You spent much of your career working on supply chain issues. Between the pandemic and the Suez Canal, it seems like the whole world has been thinking about the supply chain more than ever before. What has the last year taught us?

There was a time where you were like: “Oh, we can get some leverage. There’s labor cost differential and lower cost dynamics if we globalize.” But that can be disrupted. It’s very difficult right now to get products in from Asia, and to export. We’ve got a shortage of containers, and then there are philosophical, political and strategic issues in different countries. So I think that there’s going to be more reshoring.

The “just in time” supply chain means you have this tight value chain that makes sense when everything makes sense. And then when there’s a disruption, there’s not a lot of wiggle room to address that.

How did the early days of the pandemic play out for the company?

Initially our members — the farmers — were uncertain. Food service is shutting down, so you had 30 or 40 percent of milk supply — where does it go now? On the one hand, folks at retail were trying to buy two gallons of milk, and there were restrictions. On the other hand, they were dumping at the farm level, because that milk supply and the manufacturing processing capacity are meant for food service.

There was quite a bit of money that was put into the farm economy over the last two to three years because of trade disruption and then Covid disruption, so I think the farmers overall had an OK outcome. But it was very, very disruptive.

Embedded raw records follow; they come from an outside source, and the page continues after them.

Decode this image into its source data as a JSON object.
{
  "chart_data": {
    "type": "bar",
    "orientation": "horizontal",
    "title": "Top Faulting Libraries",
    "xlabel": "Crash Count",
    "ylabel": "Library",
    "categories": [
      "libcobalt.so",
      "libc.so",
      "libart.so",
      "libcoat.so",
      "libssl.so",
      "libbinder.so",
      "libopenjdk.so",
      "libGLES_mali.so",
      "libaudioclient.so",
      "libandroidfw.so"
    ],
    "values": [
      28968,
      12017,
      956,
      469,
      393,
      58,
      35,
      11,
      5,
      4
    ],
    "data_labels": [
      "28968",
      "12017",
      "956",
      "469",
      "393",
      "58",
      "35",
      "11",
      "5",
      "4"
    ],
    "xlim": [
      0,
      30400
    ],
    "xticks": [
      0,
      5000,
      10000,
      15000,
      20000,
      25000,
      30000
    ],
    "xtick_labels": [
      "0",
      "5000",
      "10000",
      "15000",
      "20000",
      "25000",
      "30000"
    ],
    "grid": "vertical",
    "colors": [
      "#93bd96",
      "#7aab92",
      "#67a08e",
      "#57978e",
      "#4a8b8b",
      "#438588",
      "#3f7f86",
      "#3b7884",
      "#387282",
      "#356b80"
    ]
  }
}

How does running a co-op, rather than a traditional public company, change the way you make decisions about strategy, resource allocation, and optimizing short-term and long-term goals?

The incentives can be different. We can definitively hold profit or hold benefit at the farm level to try to offset at the corporate level, so that we are trying to make sure that the farmer — the member, the shareholder — remains robust in this dynamic. And I may make decisions that definitively try to advantage the farmer, over taking that profit at the corporate level or the enterprise level and cooperative.

There’s an intimacy to this model. I know the families. I’m out on their farms. I’m with them constantly. I see the pressure. I see their stress at the same time. I see their communities that are challenged.